Week 8, STAT 472

Some Comments About Ch. 6 of Text

The part of the book about C_p, AIC, BIC, and Adjusted R² on pp. 233-234, and also the corresponding HTOC video (in which Daniela Witten misspoke more than a few times) is terribly confusing regarding the meaning of d. Slide 20 of the Ch. 6 slides of the HTOC correctly identifies d in the C_p formula as being the number of parameters, but in the book it's given to be the number of predictors (which only makes sense if a column of 1s in the design matrix, corresponding to the intercept term, is counted as being a predictor). Also, in the formulas for AIC and BIC, d is the number of parameters (so d = 2 for a simple regression model that has slope and intercept parameters).
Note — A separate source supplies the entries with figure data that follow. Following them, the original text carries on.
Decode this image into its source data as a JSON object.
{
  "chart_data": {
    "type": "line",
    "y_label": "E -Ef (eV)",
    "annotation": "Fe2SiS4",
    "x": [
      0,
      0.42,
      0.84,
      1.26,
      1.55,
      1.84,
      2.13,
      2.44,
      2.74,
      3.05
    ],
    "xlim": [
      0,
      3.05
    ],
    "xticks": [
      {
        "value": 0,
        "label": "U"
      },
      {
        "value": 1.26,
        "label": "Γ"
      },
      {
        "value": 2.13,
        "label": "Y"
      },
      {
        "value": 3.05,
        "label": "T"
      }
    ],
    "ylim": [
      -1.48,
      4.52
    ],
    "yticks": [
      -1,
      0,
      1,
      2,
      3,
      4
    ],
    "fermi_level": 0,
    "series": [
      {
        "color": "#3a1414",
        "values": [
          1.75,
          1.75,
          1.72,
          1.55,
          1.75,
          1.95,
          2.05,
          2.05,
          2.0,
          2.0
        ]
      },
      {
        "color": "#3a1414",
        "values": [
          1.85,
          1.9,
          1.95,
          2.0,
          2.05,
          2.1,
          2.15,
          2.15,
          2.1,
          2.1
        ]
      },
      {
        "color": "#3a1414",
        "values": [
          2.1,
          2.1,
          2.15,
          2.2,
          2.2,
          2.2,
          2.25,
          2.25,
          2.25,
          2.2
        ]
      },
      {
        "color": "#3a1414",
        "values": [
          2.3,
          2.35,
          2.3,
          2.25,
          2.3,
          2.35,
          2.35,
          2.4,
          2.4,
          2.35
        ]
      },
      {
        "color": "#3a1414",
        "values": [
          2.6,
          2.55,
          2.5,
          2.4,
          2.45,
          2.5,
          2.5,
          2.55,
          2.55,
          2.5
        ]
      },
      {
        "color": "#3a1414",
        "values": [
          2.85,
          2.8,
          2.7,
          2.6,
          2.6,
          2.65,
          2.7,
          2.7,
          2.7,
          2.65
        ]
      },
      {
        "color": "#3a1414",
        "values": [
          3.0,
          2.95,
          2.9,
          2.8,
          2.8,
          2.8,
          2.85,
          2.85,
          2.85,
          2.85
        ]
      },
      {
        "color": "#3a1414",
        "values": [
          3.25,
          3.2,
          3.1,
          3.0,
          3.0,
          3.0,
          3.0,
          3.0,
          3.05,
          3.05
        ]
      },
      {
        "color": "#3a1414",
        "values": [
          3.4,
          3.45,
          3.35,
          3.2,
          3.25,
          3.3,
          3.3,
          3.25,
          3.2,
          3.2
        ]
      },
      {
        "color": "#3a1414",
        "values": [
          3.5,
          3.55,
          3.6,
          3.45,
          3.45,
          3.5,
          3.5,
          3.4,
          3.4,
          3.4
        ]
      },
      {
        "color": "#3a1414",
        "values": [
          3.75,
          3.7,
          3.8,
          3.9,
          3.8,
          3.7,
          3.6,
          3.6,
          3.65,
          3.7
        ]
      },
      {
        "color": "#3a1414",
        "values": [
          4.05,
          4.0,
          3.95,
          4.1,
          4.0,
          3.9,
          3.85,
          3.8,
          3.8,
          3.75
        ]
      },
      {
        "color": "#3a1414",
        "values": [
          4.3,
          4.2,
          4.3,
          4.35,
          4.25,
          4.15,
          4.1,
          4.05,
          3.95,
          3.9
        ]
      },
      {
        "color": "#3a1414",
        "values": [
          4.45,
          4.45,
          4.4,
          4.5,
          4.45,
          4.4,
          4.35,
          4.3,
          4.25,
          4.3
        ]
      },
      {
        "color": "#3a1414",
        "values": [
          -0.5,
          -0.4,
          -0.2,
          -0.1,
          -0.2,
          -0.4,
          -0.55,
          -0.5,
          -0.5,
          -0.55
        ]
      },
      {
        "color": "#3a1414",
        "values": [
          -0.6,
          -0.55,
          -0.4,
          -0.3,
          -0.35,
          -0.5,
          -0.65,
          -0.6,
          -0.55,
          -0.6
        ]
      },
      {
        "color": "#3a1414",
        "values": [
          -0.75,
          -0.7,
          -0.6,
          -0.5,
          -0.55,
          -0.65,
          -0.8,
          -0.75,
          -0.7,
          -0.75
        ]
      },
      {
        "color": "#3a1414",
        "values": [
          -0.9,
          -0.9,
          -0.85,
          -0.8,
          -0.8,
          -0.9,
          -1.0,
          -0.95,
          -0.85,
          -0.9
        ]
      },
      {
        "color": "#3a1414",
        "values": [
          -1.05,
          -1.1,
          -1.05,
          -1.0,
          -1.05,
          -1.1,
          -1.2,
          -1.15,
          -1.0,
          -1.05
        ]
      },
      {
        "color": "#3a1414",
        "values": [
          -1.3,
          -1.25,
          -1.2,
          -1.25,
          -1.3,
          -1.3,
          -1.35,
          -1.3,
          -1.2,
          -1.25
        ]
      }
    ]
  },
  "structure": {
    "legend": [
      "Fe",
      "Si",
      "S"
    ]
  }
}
But in the formula for Adjusted R², d is the number of actual predictor variables (and so doesn't include the intercept). (E.g., if there is a single explanatory variable, x, for just a simple regression model, d = 1, but for a quadratic model which includes both x and x², then d = 2 (because x² is counted as a 2nd predictor variable).)

The version of C_p given in the footnote on p. 233 of the text (which is the version called Mallow's C_p) is what is created when the summary() function is applied to an object created by a regsubsets() fit. (I suspect that in most places where C_p appears in statistical software output, it'll be Mallow's C_p, and not the nonstandard version given in ISL and ESL.)
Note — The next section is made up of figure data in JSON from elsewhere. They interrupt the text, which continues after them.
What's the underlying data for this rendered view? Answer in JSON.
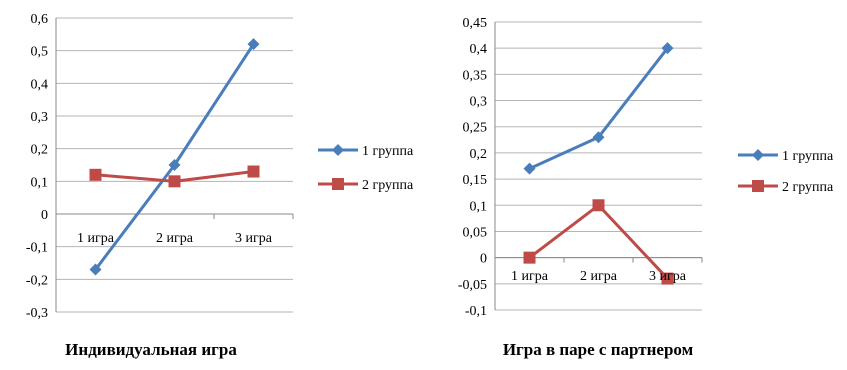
{
  "chart_data": [
    {
      "type": "line",
      "title": "Индивидуальная игра",
      "categories": [
        "1 игра",
        "2 игра",
        "3 игра"
      ],
      "ylim": [
        -0.3,
        0.6
      ],
      "yticks": [
        "0,6",
        "0,5",
        "0,4",
        "0,3",
        "0,2",
        "0,1",
        "0",
        "-0,1",
        "-0,2",
        "-0,3"
      ],
      "grid": true,
      "legend": "right",
      "series": [
        {
          "name": "1 группа",
          "values": [
            -0.17,
            0.15,
            0.52
          ],
          "color": "#4a7ebb",
          "marker": "diamond"
        },
        {
          "name": "2 группа",
          "values": [
            0.12,
            0.1,
            0.13
          ],
          "color": "#be4b48",
          "marker": "square"
        }
      ]
    },
    {
      "type": "line",
      "title": "Игра в паре с партнером",
      "categories": [
        "1 игра",
        "2 игра",
        "3 игра"
      ],
      "ylim": [
        -0.1,
        0.45
      ],
      "yticks": [
        "0,45",
        "0,4",
        "0,35",
        "0,3",
        "0,25",
        "0,2",
        "0,15",
        "0,1",
        "0,05",
        "0",
        "-0,05",
        "-0,1"
      ],
      "grid": true,
      "legend": "right",
      "series": [
        {
          "name": "1 группа",
          "values": [
            0.17,
            0.23,
            0.4
          ],
          "color": "#4a7ebb",
          "marker": "diamond"
        },
        {
          "name": "2 группа",
          "values": [
            0.0,
            0.1,
            -0.04
          ],
          "color": "#be4b48",
          "marker": "square"
        }
      ]
    }
  ]
}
4 lines from the top of p. 242 of the text, the term sparse models is used, and it's indicated that a sparse model is one that involves only a subset of the variables. So, according to the text, if even a single predictor is removed, we have a sparse model. But I'm not sure how widely accepted this meaning of sparse is. I believe that some would take a sparse model to mean that most of the variables have been omitted (similar to saying that a sparse matrix is one having most of its elements being 0).